The idea is good - the sale price thing isn't. It's completely counter to common sense that common items have the highest disparity between selling and buying price. The more common the item, the less the disparity between buying and selling an item should be.
Yes, I agree, but the problem is more serious. It actually just doesn't make sense that the sale price is 20% for an item that does not deteriorate in value!
True enough, if I can only sell an item for 20% of what I originally paid, then the item is very common. However, if an item is common, then I would not have had to pay 100% for it in the first place!
An example: my character wants to buy a +1 sword, and goes to the local merchant who is asking 360 gp. Finding this price too high, my character stands outside the merchant's shop with a sign saying "I buy +1 sword for 100 gp!". Since +1 swords are common and everyone who tries to sell only gets 72 gp, I will soon find a seller at that price!!

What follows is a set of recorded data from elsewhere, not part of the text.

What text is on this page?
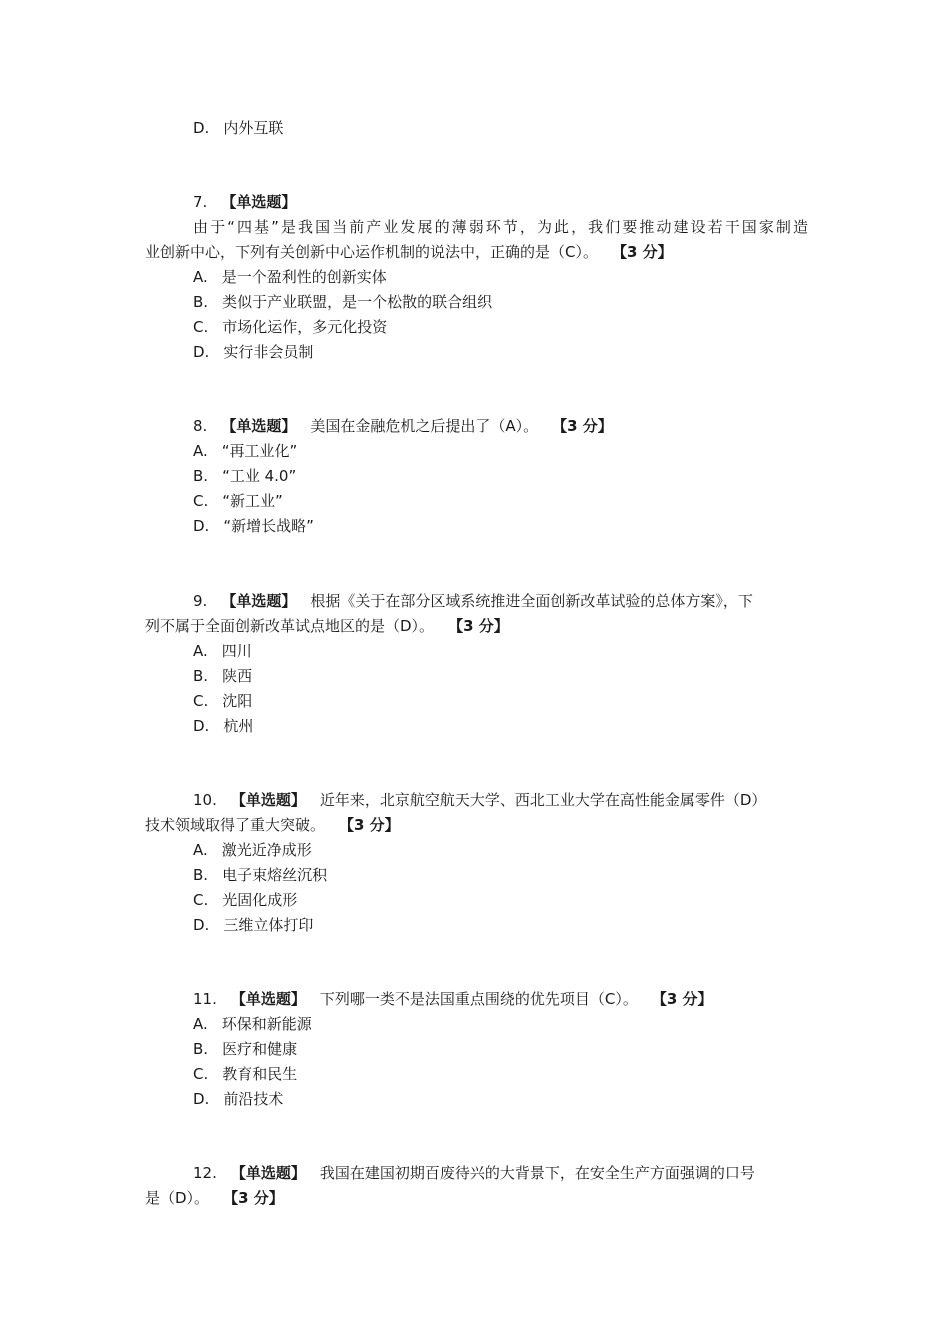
D. 内外互联
7. 【单选题】
由于“四基”是我国当前产业发展的薄弱环节，为此，我们要推动建设若干国家制造
业创新中心，下列有关创新中心运作机制的说法中，正确的是（C）。 【3 分】
A. 是一个盈利性的创新实体
B. 类似于产业联盟，是一个松散的联合组织
C. 市场化运作，多元化投资
D. 实行非会员制
8. 【单选题】 美国在金融危机之后提出了（A）。 【3 分】
A. “再工业化”
B. “工业 4.0”
C. “新工业”
D. “新增长战略”
9. 【单选题】 根据《关于在部分区域系统推进全面创新改革试验的总体方案》，下
列不属于全面创新改革试点地区的是（D）。 【3 分】
A. 四川
B. 陕西
C. 沈阳
D. 杭州
10. 【单选题】 近年来，北京航空航天大学、西北工业大学在高性能金属零件（D）
技术领域取得了重大突破。 【3 分】
A. 激光近净成形
B. 电子束熔丝沉积
C. 光固化成形
D. 三维立体打印
11. 【单选题】 下列哪一类不是法国重点围绕的优先项目（C）。 【3 分】
A. 环保和新能源
B. 医疗和健康
C. 教育和民生
D. 前沿技术
12. 【单选题】 我国在建国初期百废待兴的大背景下，在安全生产方面强调的口号
是（D）。 【3 分】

The only thing the merchant is offering me, is a wider choice of items, and the fact that I can save myself some time and effort in acquiring it myself. But this does not justify a 400% markup!
Realistic would be that the buying and selling prices are fairly close together for both common, uncommon and rare items, because the items do not deteriorate in value. And, as you say, the bigger difference in buy and sell prices is most likely to be for the rare items (and the reason for this is because the merchant has access to more buyers than I do).
Basically, the huge difference between buying and selling price is economic nonsense, and this has not been corrected by the new rules.
But, we probably have to accept this strange system because it just makes sense from a game mechanics point of view, for a number of reasons:
- It provides a way for the D&D economy to "burn" cash.
- It makes you more careful about the items you choose to buy (make a mistake, and you loose cash!).
- And it also makes items that you find "more valuable" than those that you can buy (because you can't just sell them to buy what you really want!)